About Me

My Photo
Brahms Audiansha
Dipanggil Audi mahasiswa School of Business and Management Institut Teknologi Bandung (SBM-ITB). Dari lahir tinggal di Jakarta. Sekarang kuliah di Bandung kota yang tepat sebagai tempat pencarian jati diri. Audi adalah pria simple yang tidak macam-macam Hidup yang lurus-lurus. Jujur dan setia. Baik dan bijaksana. Mapan (Insya Allah) dan bersahaja. Sehat dan jauh dari narkoba. Yeah! Please don't puke haha
View my complete profile

Thursday, January 8, 2009

Noah

Hei whats up. Gw mau nulis tentang cara penilaian manusia terhadap manusia lain. Gua adalah yang konservatif dan cenderung old fashioned jadi mungkin banyak penilaian gw terhadap orang lain terkesan tidak modern dan fleksibel. Sebagai manusia yang tidak sempurna gw sadar sepenuhnya bahwa kita ga punya hak untuk menilai orang lain. Tapi realitasnya menilai orang lain adalah hal yang paling mudah untuk dilakukan selama kita hidup (setuju kan?).

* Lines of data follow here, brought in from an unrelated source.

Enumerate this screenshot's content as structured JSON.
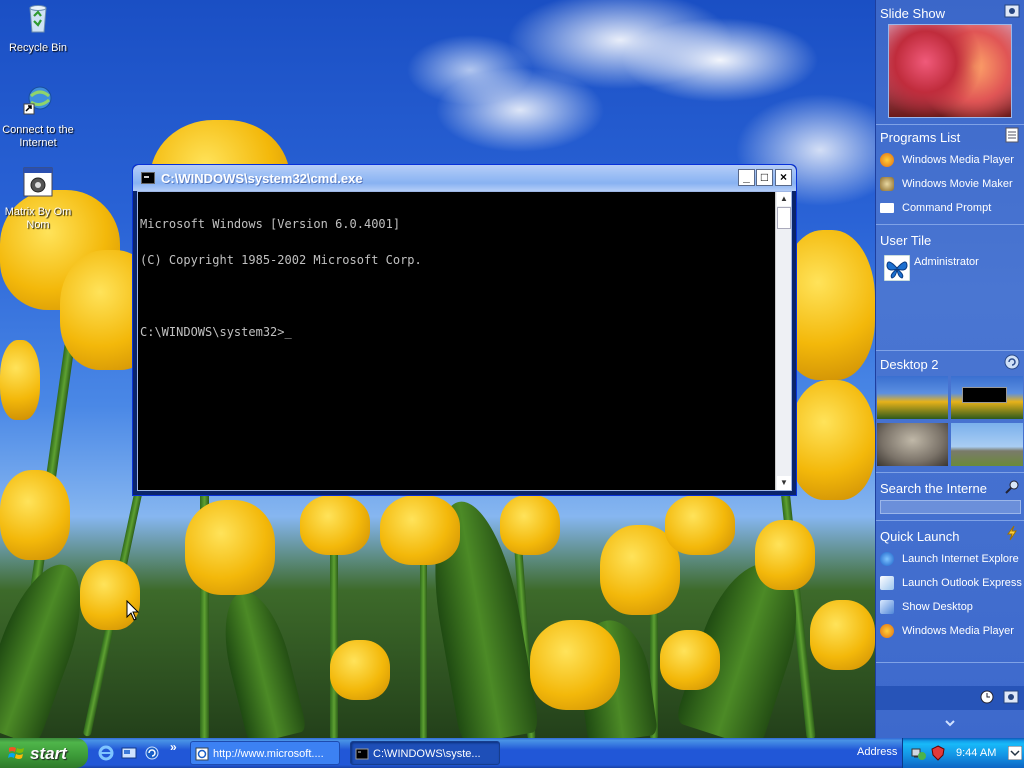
{
  "desktop": {
    "icons": [
      {
        "label": "Recycle Bin",
        "icon": "recycle-bin-icon"
      },
      {
        "label": "Connect to the Internet",
        "icon": "internet-connect-icon"
      },
      {
        "label": "Matrix By Om Nom",
        "icon": "application-icon"
      }
    ]
  },
  "cmd": {
    "title": "C:\\WINDOWS\\system32\\cmd.exe",
    "lines": [
      "Microsoft Windows [Version 6.0.4001]",
      "(C) Copyright 1985-2002 Microsoft Corp.",
      "",
      "C:\\WINDOWS\\system32>_"
    ],
    "min_label": "_",
    "max_label": "□",
    "close_label": "×"
  },
  "sidebar": {
    "slideshow": {
      "title": "Slide Show"
    },
    "programs": {
      "title": "Programs List",
      "items": [
        "Windows Media Player",
        "Windows Movie Maker",
        "Command Prompt"
      ]
    },
    "user": {
      "title": "User Tile",
      "name": "Administrator"
    },
    "desktop2": {
      "title": "Desktop 2"
    },
    "search": {
      "title": "Search the Interne"
    },
    "quicklaunch": {
      "title": "Quick Launch",
      "items": [
        "Launch Internet Explore",
        "Launch Outlook Express",
        "Show Desktop",
        "Windows Media Player"
      ]
    }
  },
  "taskbar": {
    "start_label": "start",
    "overflow_label": "»",
    "tasks": [
      {
        "label": "http://www.microsoft...."
      },
      {
        "label": "C:\\WINDOWS\\syste..."
      }
    ],
    "address_label": "Address",
    "clock": "9:44 AM"
  },
  "colors": {
    "taskbar_blue": "#2157d7",
    "start_green": "#3c9a38",
    "sidebar_blue": "#4a76d2",
    "console_text": "#c0c0c0"
  }
}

Di zaman modern yang serba cepat sekarang, kita tidak bisa untuk menilai orang orang dalam aspek kecil aja. Tapi mindset kebanyakan orang sekarang ini bisa membuat sesuatu yang kecil itu menjadi besar. Ibarat kata ada seorang gadis muda belia yang pergi keluyuran malem-malem, orang-orang yang konservatif dan old fashioned seperti gw ini pasti sudah menilai negatif si gadis itu. Namun gw sadar betul kalau sebenernya itu salah besar untuk menilai seseorang dari aspek yang segitu kecilnya. Bisa aja kan si gadis itu cuma pengen seneng-seneng aja sampai malem. Ga ada yang tau kalau dia sebenernya sering beribadah dan berprestasi di konsentrasinya. Tapi kenapa ya aspek sekecil keluyuran malem-malem itu bisa langsung membuat image si gadis tersebut buruk di mata orang-orang yang kuno? Apakah naluri manusia yang tidak bisa diam ketika melihat sesuatu yang janggal dan haus akan kesalahan orang lain yang membuat orangorang kuno seperti itu? Bisa jadi.

Yah gw belajar banyak selama beberapa bulan ini untuk tidak menilai orang hanya dari aspek yang sangat kecil. Gw udah sering diingetin untuk tidak menilai orang dalam lingkup yang sangat mikro. Tapi masalahnya sekarang gw terlalu sering mendengar kata kata "terlalu kecil aspeknya untuk menilai orang buruk dan negatif seperti itu" ditujukan kepada gw. Sampai satu titik gw berpikir hal sebesar apa yang membuat gw eligible untuk menilai orang, dimana semua aspek yang gw nilai masih dibilang terlalu kecil untuk menilai orang. Apakah toleransi sudah sangat terbuka lebar untuk kaum pemuda pemudi generasi kita sehingga kita harus dapat menerima semua aspek aspek kecil yang bersatu menjadi bukit tanpa memberikan penilaian negatif? Disinilah orang orang seperti gw menemukan kebuntuan dan kadang kadang suka merasa kampungan dan ketawa ketawa sendiri.

Aspek sebesar apalagi yang membuat kita pantas untuk menilai orang ketika semua aspek aspek kecil yang di gabungkan sudah memberikan jawaban?

Ketika aspek aspek kecil yang digabungkan sudah memberikan jawaban, apakah aspek itu masih terlalu kecil?


Sebenernya 2 hal diatas itu sama aja pengertiannya. Tapi kita sebagai manusia diberikan kepandaian yang luar biasa untuk mempermainkan kata kata. Asal jangan terlalu dipermainkan aja kata kata itu. Bikin orang ketawa ngeludahin kita nanti. Hahaha

Jangan tersinggung ya diketawain karena permainan kata kata anda yang terlalu cetek. Berlatihlah untuk mengingat semua argumen kita sehingga tidak bisa dipakai orang lain kembali untuk mentertawakan kita.